Recommended metric for tracking visibility progress in the regional haze rule
For many Class I areas (national parks and wilderness areas with special air quality protections) in the western U.S., wildfire smoke and dust events can have a large impact on visibility. Currently, the Environmental Protection Agency’s (EPA) 1999 Regional Haze Rule uses the 20% haziest days to track visibility changes over time even if they are dominated by smoke or dust. Visibility on the 20% haziest days has remained constant or degraded over the last 16 years at some Class I areas despite widespread emission reductions from anthropogenic sources. To better track visibility changes specifically associated with anthropogenic pollution sources rather than natural sources, the EPA as finalized a requirement to track visibility on the 20% most anthropogenically-impaired days rather than the haziest days. To support the implementation of this requirement, the EPA has also proposed (but not finalized) a specific recommended metric for characterizing the anthropogenic and natural portions of the daily extinction budget at each site. This metric selects the 20% most impaired days based on these portions using a “delta deciview” approach to quantify the deciview scale impact of anthropogenic light extinction. Using this metric, sulfate and nitrate make up the majority of the anthropogenic extinction in 2015 on these days, with natural extinction largely made up of organic carbon mass in the eastern U.S. and a combination of organic carbon mass, dust components, and sea-salt in the western U.S. For sites in the western U.S., the seasonality of days selected as the 20% most impaired is different than the seasonality of the 20% haziest days, with many more winter and spring days selected. Applying this new metric to the 2000–2015 period across sites representing Class I areas results in substantial changes in the calculated visibility trend for the Northern Rockies and southwest U.S.
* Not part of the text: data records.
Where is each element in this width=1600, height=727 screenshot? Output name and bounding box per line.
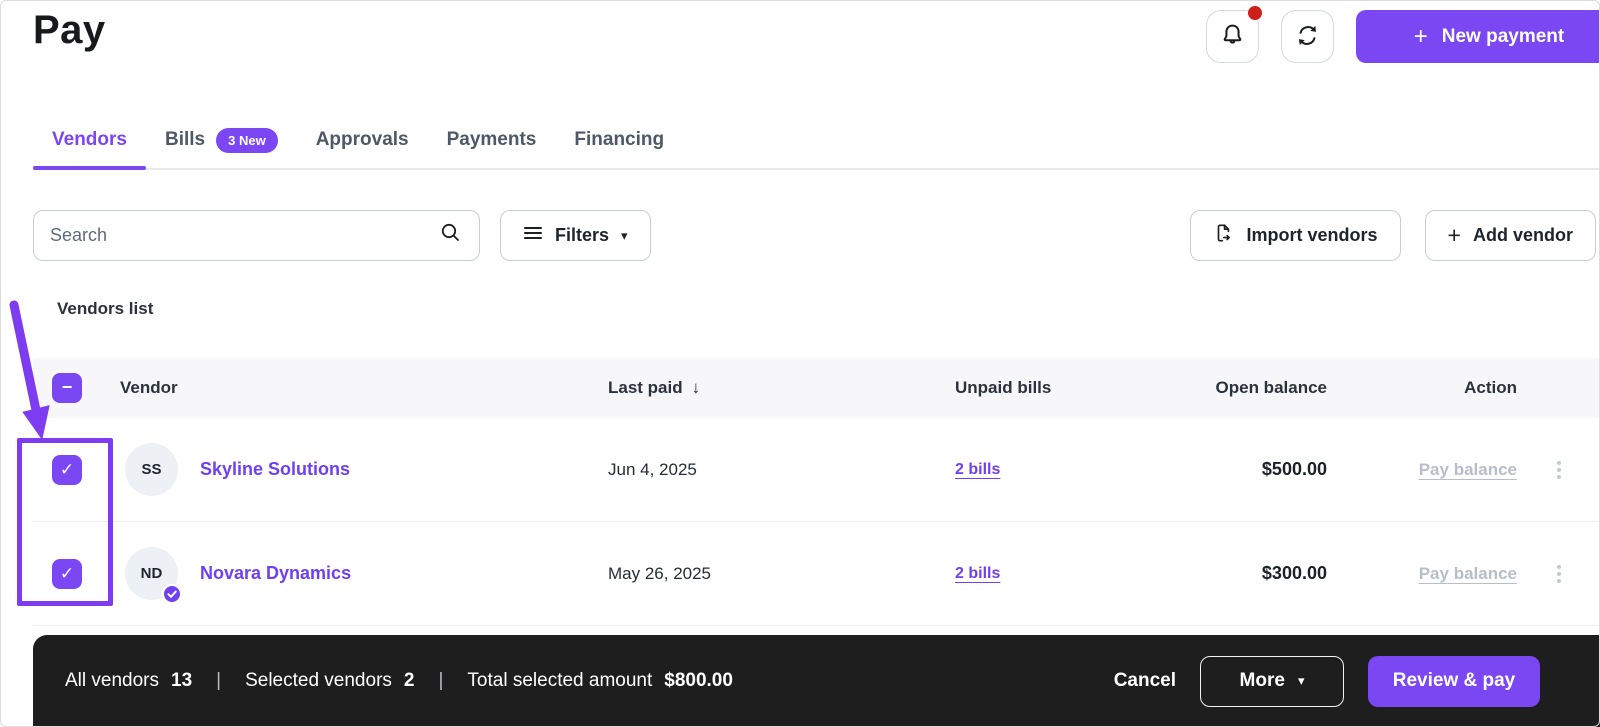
- tab-bar: Vendors Bills 3 New Approvals Payments F…: [33, 112, 1600, 170]
- unpaid-bills-link[interactable]: 2 bills: [955, 564, 1001, 582]
- row-checkbox[interactable]: ✓: [52, 558, 82, 589]
- new-payment-button[interactable]: + New payment: [1356, 10, 1600, 63]
- search-box: [33, 210, 480, 261]
- import-document-icon: [1213, 222, 1235, 249]
- vendors-toolbar: Filters ▾ Import vendors + Add vendor: [33, 210, 1596, 261]
- bar-actions: Cancel More ▾ Review & pay: [1113, 655, 1540, 707]
- tab-approvals[interactable]: Approvals: [297, 112, 428, 168]
- divider-pipe: |: [438, 670, 444, 691]
- sort-descending-icon: ↓: [691, 378, 701, 397]
- bell-icon: [1219, 22, 1246, 52]
- tab-bills[interactable]: Bills 3 New: [146, 112, 297, 168]
- filters-label: Filters: [555, 225, 610, 245]
- selection-stats: All vendors 13 | Selected vendors 2 | To…: [65, 670, 733, 692]
- total-selected-label: Total selected amount: [467, 670, 653, 691]
- refresh-icon: [1294, 22, 1321, 52]
- all-vendors-label: All vendors: [65, 670, 159, 691]
- tab-financing-label: Financing: [574, 129, 665, 150]
- notifications-button[interactable]: [1206, 6, 1262, 63]
- table-header-row: − Vendor Last paid ↓ Unpaid bills Open b…: [33, 358, 1600, 418]
- sync-button[interactable]: [1281, 10, 1334, 63]
- bills-new-badge: 3 New: [216, 127, 278, 153]
- column-header-last-paid[interactable]: Last paid ↓: [608, 378, 701, 397]
- column-header-open-balance[interactable]: Open balance: [1215, 378, 1327, 397]
- selection-action-bar: All vendors 13 | Selected vendors 2 | To…: [33, 635, 1600, 727]
- import-vendors-button[interactable]: Import vendors: [1189, 210, 1401, 261]
- tab-approvals-label: Approvals: [315, 129, 409, 150]
- add-vendor-label: Add vendor: [1472, 225, 1573, 245]
- tab-payments-label: Payments: [446, 129, 537, 150]
- plus-icon: +: [1447, 222, 1461, 248]
- new-payment-label: New payment: [1441, 25, 1565, 47]
- select-all-checkbox[interactable]: −: [52, 373, 82, 403]
- total-selected-amount: $800.00: [664, 670, 733, 691]
- vendor-name-link[interactable]: Novara Dynamics: [200, 563, 352, 583]
- row-checkbox[interactable]: ✓: [52, 454, 82, 485]
- chevron-down-icon: ▾: [621, 227, 628, 243]
- column-header-vendor[interactable]: Vendor: [120, 378, 178, 397]
- filters-button[interactable]: Filters ▾: [500, 210, 651, 261]
- plus-icon: +: [1413, 22, 1428, 50]
- divider-pipe: |: [216, 670, 222, 691]
- more-button[interactable]: More ▾: [1200, 655, 1344, 707]
- tab-financing[interactable]: Financing: [555, 112, 683, 168]
- open-balance-amount: $500.00: [1261, 459, 1327, 479]
- vendor-row-skyline-solutions: ✓ SS Skyline Solutions Jun 4, 2025 2 bil…: [33, 418, 1600, 522]
- unpaid-bills-link[interactable]: 2 bills: [955, 460, 1001, 478]
- vendor-row-novara-dynamics: ✓ ND Novara Dynamics May 26, 2025 2 bill…: [33, 522, 1600, 626]
- selected-vendors-label: Selected vendors: [245, 670, 392, 691]
- avatar: ND: [125, 547, 182, 604]
- kebab-menu-icon[interactable]: [1551, 455, 1567, 485]
- tab-vendors-label: Vendors: [52, 129, 127, 150]
- add-vendor-button[interactable]: + Add vendor: [1424, 210, 1596, 261]
- search-input[interactable]: [50, 225, 439, 246]
- check-icon: ✓: [59, 460, 75, 479]
- review-and-pay-button[interactable]: Review & pay: [1368, 655, 1540, 707]
- top-bar: Pay + New payment: [33, 6, 1600, 68]
- tab-vendors[interactable]: Vendors: [33, 112, 146, 170]
- import-vendors-label: Import vendors: [1246, 225, 1378, 245]
- check-icon: ✓: [59, 564, 75, 583]
- all-vendors-count: 13: [171, 670, 193, 691]
- pay-balance-link[interactable]: Pay balance: [1418, 563, 1517, 583]
- vendors-list-title: Vendors list: [57, 299, 154, 318]
- last-paid-date: May 26, 2025: [608, 563, 712, 583]
- open-balance-amount: $300.00: [1261, 563, 1327, 583]
- chevron-down-icon: ▾: [1297, 673, 1305, 688]
- page-title: Pay: [33, 8, 106, 52]
- cancel-button[interactable]: Cancel: [1113, 670, 1176, 691]
- top-actions: + New payment: [1206, 6, 1600, 63]
- vendor-name-link[interactable]: Skyline Solutions: [200, 459, 351, 479]
- kebab-menu-icon[interactable]: [1551, 559, 1567, 589]
- selected-vendors-count: 2: [403, 670, 415, 691]
- column-header-action: Action: [1464, 378, 1517, 397]
- avatar: SS: [125, 443, 178, 496]
- last-paid-date: Jun 4, 2025: [608, 459, 697, 479]
- verified-badge-icon: [161, 583, 183, 605]
- notification-dot: [1248, 6, 1262, 20]
- column-header-unpaid-bills[interactable]: Unpaid bills: [955, 378, 1052, 397]
- vendors-table: − Vendor Last paid ↓ Unpaid bills Open b…: [33, 358, 1600, 626]
- minus-icon: −: [61, 377, 73, 397]
- search-icon: [439, 221, 463, 250]
- tab-bills-label: Bills: [164, 129, 206, 150]
- pay-balance-link[interactable]: Pay balance: [1418, 459, 1517, 479]
- more-label: More: [1239, 670, 1285, 691]
- tab-payments[interactable]: Payments: [428, 112, 556, 168]
- filter-lines-icon: [523, 224, 543, 247]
Changing the approach for tracking visibility in Regional Haze Rule would allow the EPA, States, and the public to track visibility on days when reductions in anthropogenic emissions have to greatest potential to improve the view. The calculations involved with the recommended metric can be incorporated into the routine IMPROVE data processing, enabling rapid analysis of current and future visibility trends. Natural visibility conditions are important in the calculations for the recommended metric, necessitating the need for additional analysis and potential refinement of their values.